Dalam redaksi lain, “Setiap luka yang dialami seorang muslim di jalan Alloh, pada hari kiamat kelak ia
seperti apa adanya ketika ia tertikam; ia
masih mengalirkan darah, warnanya warna darah dan
aromanya aroma misik.”
(HR. Bukhori
dan Muslim, lafadznya adalah milik Muslim)
Sedangkan kata Al-Kalmu
(dengan kaf fathah dan lam sukun) artinya adalah luka.
Sedangkan Al-‘Arfu
(dengan ‘ain fathah dan ro’ sukun) artinya adalah aroma.
Sedangkan sabda beliau:
“Yats‘abu…” (dengan tsa’ sukun, ‘ain fathah dan diakhiri dengan ba’) maknanya adalah mengucur sebagaimana terdapat dalam riwayat lain.
Ibnu Daqiq Al-‘Id berkata di
dalam Syarh Al-‘Umdah, “Datangnya luka pada
hari kiamat bersamaan dengan mengalirnya darah mengandung
dua hal: Pertama, sebagai saksi
atas lukanya. Kedua, menampakkan kemuliaannya kepada para penduduk mahsyar yang menyaksikan aroma misik dan kesaksian terhadap kebaikan di sana.”

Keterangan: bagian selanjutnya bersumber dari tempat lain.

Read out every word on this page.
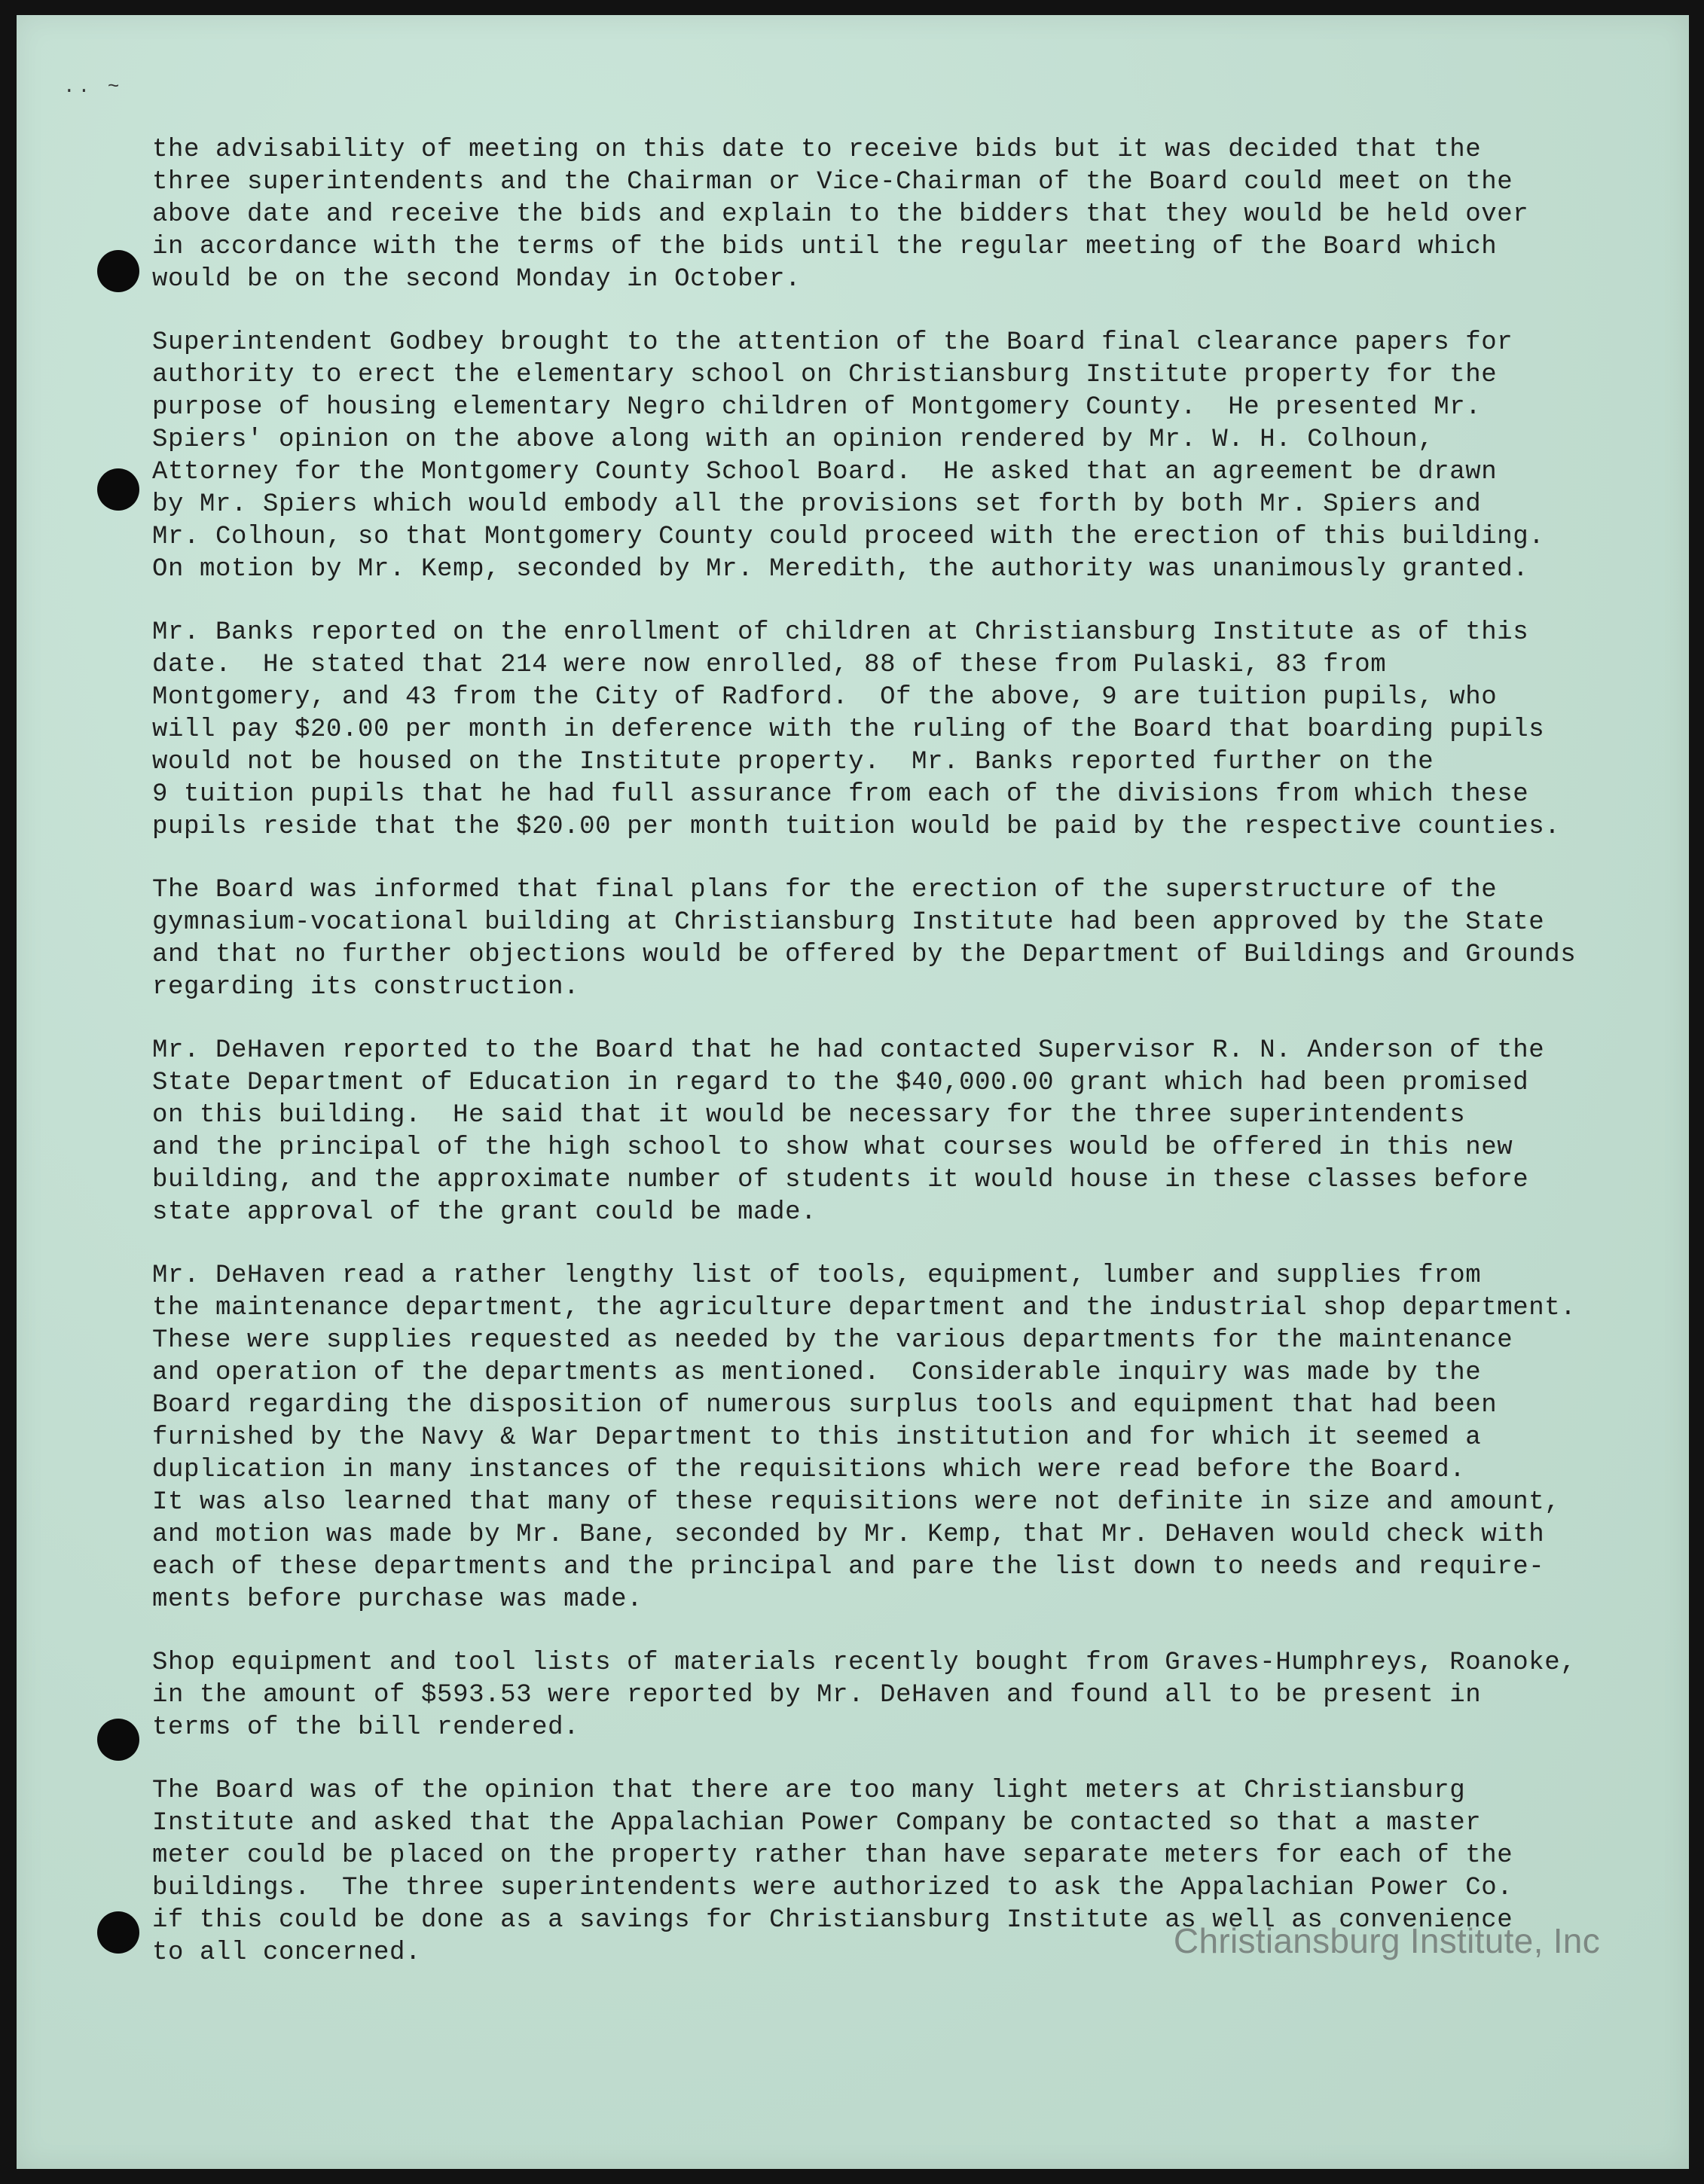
.. ~
the advisability of meeting on this date to receive bids but it was decided that the
three superintendents and the Chairman or Vice-Chairman of the Board could meet on the
above date and receive the bids and explain to the bidders that they would be held over
in accordance with the terms of the bids until the regular meeting of the Board which
would be on the second Monday in October.
Superintendent Godbey brought to the attention of the Board final clearance papers for
authority to erect the elementary school on Christiansburg Institute property for the
purpose of housing elementary Negro children of Montgomery County.  He presented Mr.
Spiers' opinion on the above along with an opinion rendered by Mr. W. H. Colhoun,
Attorney for the Montgomery County School Board.  He asked that an agreement be drawn
by Mr. Spiers which would embody all the provisions set forth by both Mr. Spiers and
Mr. Colhoun, so that Montgomery County could proceed with the erection of this building.
On motion by Mr. Kemp, seconded by Mr. Meredith, the authority was unanimously granted.
Mr. Banks reported on the enrollment of children at Christiansburg Institute as of this
date.  He stated that 214 were now enrolled, 88 of these from Pulaski, 83 from
Montgomery, and 43 from the City of Radford.  Of the above, 9 are tuition pupils, who
will pay $20.00 per month in deference with the ruling of the Board that boarding pupils
would not be housed on the Institute property.  Mr. Banks reported further on the
9 tuition pupils that he had full assurance from each of the divisions from which these
pupils reside that the $20.00 per month tuition would be paid by the respective counties.
The Board was informed that final plans for the erection of the superstructure of the
gymnasium-vocational building at Christiansburg Institute had been approved by the State
and that no further objections would be offered by the Department of Buildings and Grounds
regarding its construction.
Mr. DeHaven reported to the Board that he had contacted Supervisor R. N. Anderson of the
State Department of Education in regard to the $40,000.00 grant which had been promised
on this building.  He said that it would be necessary for the three superintendents
and the principal of the high school to show what courses would be offered in this new
building, and the approximate number of students it would house in these classes before
state approval of the grant could be made.
Mr. DeHaven read a rather lengthy list of tools, equipment, lumber and supplies from
the maintenance department, the agriculture department and the industrial shop department.
These were supplies requested as needed by the various departments for the maintenance
and operation of the departments as mentioned.  Considerable inquiry was made by the
Board regarding the disposition of numerous surplus tools and equipment that had been
furnished by the Navy & War Department to this institution and for which it seemed a
duplication in many instances of the requisitions which were read before the Board.
It was also learned that many of these requisitions were not definite in size and amount,
and motion was made by Mr. Bane, seconded by Mr. Kemp, that Mr. DeHaven would check with
each of these departments and the principal and pare the list down to needs and require-
ments before purchase was made.
Shop equipment and tool lists of materials recently bought from Graves-Humphreys, Roanoke,
in the amount of $593.53 were reported by Mr. DeHaven and found all to be present in
terms of the bill rendered.
The Board was of the opinion that there are too many light meters at Christiansburg
Institute and asked that the Appalachian Power Company be contacted so that a master
meter could be placed on the property rather than have separate meters for each of the
buildings.  The three superintendents were authorized to ask the Appalachian Power Co.
if this could be done as a savings for Christiansburg Institute as well as convenience
to all concerned.	Christiansburg Institute, Inc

Dan dari Mu‘adz bin Jabal RA
dari Nabi Shollallohu ‘Alaihi wa Sallam beliau bersabda,
“Barangsiapa
berperang di jalan Alloh sebentar saja, maka sungguh
wajib baginya surga. Dan siapa yang memohon dengan
jujur agar terbunuh kepada Alloh kemudian ia mati atau
benar-benar terbunuh, maka sesungguhnya bagi dia pahala
syahid. Dan barangsiapa yang terluka di jalan Alloh atau
terkena satu marabahaya maka ia akan datang pada hari
kiamat dalam keadaan yang paling deras, warnanya adalah
warna za‘farôn dan aromanya adalah aroma misik. Dan
barangsiapa yang keluar bisul di jalan Alloh, maka ia akan
mengenakan cincin para syuhada.”
(HR. Abu Dawud dengan
isnad hasan, lafadznya milik dia, Tirmizi: ia berkata,
hadits hasan shohih, An-Nasa’i serta Ibnu Majah)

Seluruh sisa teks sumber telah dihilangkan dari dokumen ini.